Volumetric analysis and quantification especially of dynamic MR sequences is increasingly invaluable for assessing treatment response and time to progression in the majority of clinical trials focusing on neuro-oncology. These innovative therapeutic trials rely heavily on consistent image acquisitions even in multi-center Phase 2/3 trials. We have developed a highly structured DICOM tag based, parameter driven, semi-automated QC approach that readily enables visualization of acquisition inconsistencies using a heat-mapping spectrum. As the imaging core laboratory for several NCI-NCTN clinical trials, we expanded the QC methodology to also enable constructive feedback education / training to help improve the quality of Neuro-MRI submissions.
We have previously developed for an abdominal MR imaging trial, a highly structured DICOM based, parameter driven, semi-automated QC approach that helps in identifying “hot-spots” or problem areas of protocol non-conformance through a parameter driven visualization of variations (Figure 1). We now adapted this approach for Neuro-MRI especially as International guidelines for Neuro-MRI have been evolving. Due to the interdependence of MR parameters, the overall compliance of each sequence is assessed using a weighted scoring system, with score assignments proportional to the impact of parameter influence on imaging quality as identified by the imaging committee.
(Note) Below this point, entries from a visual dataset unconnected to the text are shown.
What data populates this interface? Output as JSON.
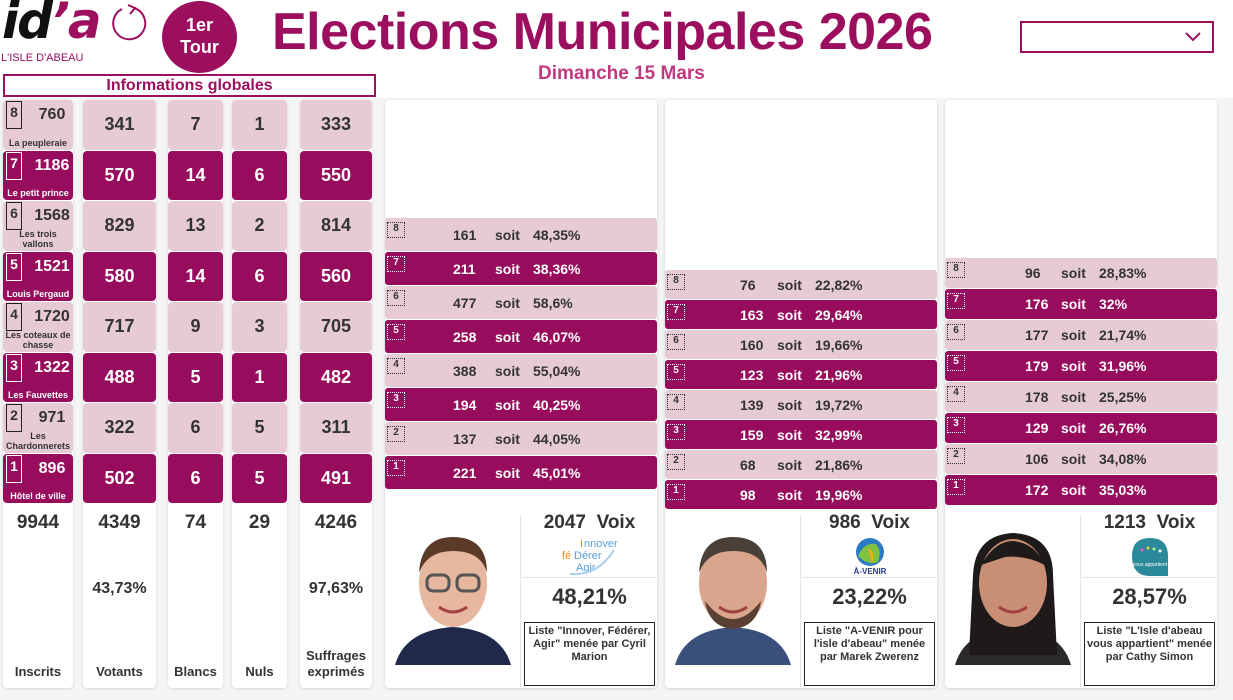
{
  "header": {
    "logo_text": "id",
    "logo_apostrophe": "’a",
    "logo_subtitle": "L'ISLE D'ABEAU",
    "tour_line1": "1er",
    "tour_line2": "Tour",
    "title": "Elections Municipales 2026",
    "subtitle": "Dimanche 15 Mars",
    "dropdown_value": ""
  },
  "global": {
    "heading": "Informations globales",
    "bureaux": [
      {
        "num": "8",
        "name": "La peupleraie",
        "inscrits": "760",
        "votants": "341",
        "blancs": "7",
        "nuls": "1",
        "exprimes": "333"
      },
      {
        "num": "7",
        "name": "Le petit prince",
        "inscrits": "1186",
        "votants": "570",
        "blancs": "14",
        "nuls": "6",
        "exprimes": "550"
      },
      {
        "num": "6",
        "name": "Les trois vallons",
        "inscrits": "1568",
        "votants": "829",
        "blancs": "13",
        "nuls": "2",
        "exprimes": "814"
      },
      {
        "num": "5",
        "name": "Louis Pergaud",
        "inscrits": "1521",
        "votants": "580",
        "blancs": "14",
        "nuls": "6",
        "exprimes": "560"
      },
      {
        "num": "4",
        "name": "Les coteaux de chasse",
        "inscrits": "1720",
        "votants": "717",
        "blancs": "9",
        "nuls": "3",
        "exprimes": "705"
      },
      {
        "num": "3",
        "name": "Les Fauvettes",
        "inscrits": "1322",
        "votants": "488",
        "blancs": "5",
        "nuls": "1",
        "exprimes": "482"
      },
      {
        "num": "2",
        "name": "Les Chardonnerets",
        "inscrits": "971",
        "votants": "322",
        "blancs": "6",
        "nuls": "5",
        "exprimes": "311"
      },
      {
        "num": "1",
        "name": "Hôtel de ville",
        "inscrits": "896",
        "votants": "502",
        "blancs": "6",
        "nuls": "5",
        "exprimes": "491"
      }
    ],
    "totals": {
      "inscrits": "9944",
      "votants": "4349",
      "blancs": "74",
      "nuls": "29",
      "exprimes": "4246",
      "votants_pct": "43,73%",
      "exprimes_pct": "97,63%"
    },
    "labels": {
      "inscrits": "Inscrits",
      "votants": "Votants",
      "blancs": "Blancs",
      "nuls": "Nuls",
      "exprimes_1": "Suffrages",
      "exprimes_2": "exprimés"
    }
  },
  "soit_label": "soit",
  "voix_label": "Voix",
  "candidates": [
    {
      "total_voix": "2047",
      "pct": "48,21%",
      "list_text": "Liste \"Innover, Fédérer, Agir\" menée par Cyril Marion",
      "logo": "innover-federer-agir-logo",
      "bureaux": [
        {
          "num": "8",
          "voix": "161",
          "pct": "48,35%"
        },
        {
          "num": "7",
          "voix": "211",
          "pct": "38,36%"
        },
        {
          "num": "6",
          "voix": "477",
          "pct": "58,6%"
        },
        {
          "num": "5",
          "voix": "258",
          "pct": "46,07%"
        },
        {
          "num": "4",
          "voix": "388",
          "pct": "55,04%"
        },
        {
          "num": "3",
          "voix": "194",
          "pct": "40,25%"
        },
        {
          "num": "2",
          "voix": "137",
          "pct": "44,05%"
        },
        {
          "num": "1",
          "voix": "221",
          "pct": "45,01%"
        }
      ]
    },
    {
      "total_voix": "986",
      "pct": "23,22%",
      "list_text": "Liste \"A-VENIR pour l'isle d'abeau\" menée par Marek Zwerenz",
      "logo": "a-venir-logo",
      "bureaux": [
        {
          "num": "8",
          "voix": "76",
          "pct": "22,82%"
        },
        {
          "num": "7",
          "voix": "163",
          "pct": "29,64%"
        },
        {
          "num": "6",
          "voix": "160",
          "pct": "19,66%"
        },
        {
          "num": "5",
          "voix": "123",
          "pct": "21,96%"
        },
        {
          "num": "4",
          "voix": "139",
          "pct": "19,72%"
        },
        {
          "num": "3",
          "voix": "159",
          "pct": "32,99%"
        },
        {
          "num": "2",
          "voix": "68",
          "pct": "21,86%"
        },
        {
          "num": "1",
          "voix": "98",
          "pct": "19,96%"
        }
      ]
    },
    {
      "total_voix": "1213",
      "pct": "28,57%",
      "list_text": "Liste \"L'Isle d'abeau vous appartient\" menée par Cathy Simon",
      "logo": "isle-vous-appartient-logo",
      "bureaux": [
        {
          "num": "8",
          "voix": "96",
          "pct": "28,83%"
        },
        {
          "num": "7",
          "voix": "176",
          "pct": "32%"
        },
        {
          "num": "6",
          "voix": "177",
          "pct": "21,74%"
        },
        {
          "num": "5",
          "voix": "179",
          "pct": "31,96%"
        },
        {
          "num": "4",
          "voix": "178",
          "pct": "25,25%"
        },
        {
          "num": "3",
          "voix": "129",
          "pct": "26,76%"
        },
        {
          "num": "2",
          "voix": "106",
          "pct": "34,08%"
        },
        {
          "num": "1",
          "voix": "172",
          "pct": "35,03%"
        }
      ]
    }
  ],
  "colors": {
    "brand": "#9c0f5f",
    "dark_row": "#970c5c",
    "light_row": "#e6cbd6",
    "subtitle": "#c0397f"
  }
}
For this study, we analyzed MRI examinations submitted for an ongoing Phase 2/3 Glioblastoma trial, performed on a sample of 30 patients, from 25 different institutions, over 4 time-points (Baseline and 3 follow-up scans, including progression). Specifically, we focused on the DICOM metadata distribution of dynamic MR sequences, whose quantitative assessment as predictors for time to progression was one of the clinical goals of this demonstration trial.
The above described DICOM based QC approach was used to assess the quantification rating of the following three key sequences: 1) Diffusion Weighted Imaging (DWI), 2) 3D T1-weighted isotropic acquisition with inversion preparation (before and after contrast administration), and Dynamic Susceptibility Contrast (DSC) imaging (Figure 2). A weighted score was then assigned to each examination. Surprisingly less 30% of the submitted examinations were completely within the protocol expectations. In nearly half of the exams submitted, the reliable use of DSC and DWI metrics would be challenging.
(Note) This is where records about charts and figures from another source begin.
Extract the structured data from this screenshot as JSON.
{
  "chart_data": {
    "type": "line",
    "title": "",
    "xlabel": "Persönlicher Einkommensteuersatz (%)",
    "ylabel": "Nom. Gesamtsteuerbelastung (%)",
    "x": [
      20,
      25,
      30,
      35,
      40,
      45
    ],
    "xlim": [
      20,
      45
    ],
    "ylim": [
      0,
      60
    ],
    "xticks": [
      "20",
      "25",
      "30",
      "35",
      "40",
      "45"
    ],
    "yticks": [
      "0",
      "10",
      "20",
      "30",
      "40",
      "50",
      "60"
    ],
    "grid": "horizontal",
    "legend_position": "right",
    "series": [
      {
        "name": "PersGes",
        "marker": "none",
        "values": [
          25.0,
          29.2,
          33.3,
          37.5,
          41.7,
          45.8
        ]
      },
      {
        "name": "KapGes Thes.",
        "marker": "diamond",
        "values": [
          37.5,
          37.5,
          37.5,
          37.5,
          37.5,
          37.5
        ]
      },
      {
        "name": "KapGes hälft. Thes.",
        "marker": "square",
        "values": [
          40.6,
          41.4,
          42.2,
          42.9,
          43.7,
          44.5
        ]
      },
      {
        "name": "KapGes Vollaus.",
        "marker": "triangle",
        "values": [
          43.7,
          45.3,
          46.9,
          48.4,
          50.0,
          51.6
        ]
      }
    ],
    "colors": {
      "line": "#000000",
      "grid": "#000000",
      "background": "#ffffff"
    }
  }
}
A parametric breakdown analysis of each of these sequences helps in locating factors contributing to these non-conformant images. For example, almost a 100% of the DWI submissions identified as Red could have been fixed if acquired without slice gaps (Figure 3). Similarly, isotropic voxel volume and consistency of imaging both before and after contrast administration are critical for a T1-weighted subtraction map analysis of tumor to accurately quantify enhancing tumor burden. Inconsistency of parameters pre and post contrast (2D vs 3D, or omission of pre-contrast sequence) was found to be the biggest contributing factor. In addition, inconsistencies between baseline and follow-up images were observed in more than 75% of the patients analyzed.
This analytical QC approach enabled us to provide sites with specific recommendations to improve protocol conformance, as well as report study compliance to the imaging committee in great detail, on a regular basis. Such feedback mechanism was extremely valuable in identifying and addressing some ambiguity in protocol language including timely submission of images to IROC Ohio for increased impact of feedback and communication. At the time of this abstract, an update to the protocol addressing these concerns was broadcast to the participating institutions.
MRI metadata is readily accessible as demonstrated by this innovative quality assurance methodology, highlighting significant variations between established standards within an institutional setting, to the reality of true variability in image acquisition. The developed approach readily enables feedback and training / learning opportunities through an effective and efficient visual assessment of overall and/or specific performance characteristics.
Standardization of image acquisition should, therefore, be a priority to raise the quality of local practices in keeping with the consensus recommendations, eventually leading to an increased submission of viable data for quantitative and qualitative analysis in multicenter clinical trial settings.
1. FitzGerald TJ, Bishop-Jodin M, et al. Imaging and Data Acquisition in Clinical Trials for Radiation Therapy. Int J Radiat Oncol Biol Phys. 2015.
2. Ellingson BE, Bendszus M, et al. Consensus recommendations for a standardized Brain Tumor Imaging Protocol in clinical trials. Neuro Oncol. 2015.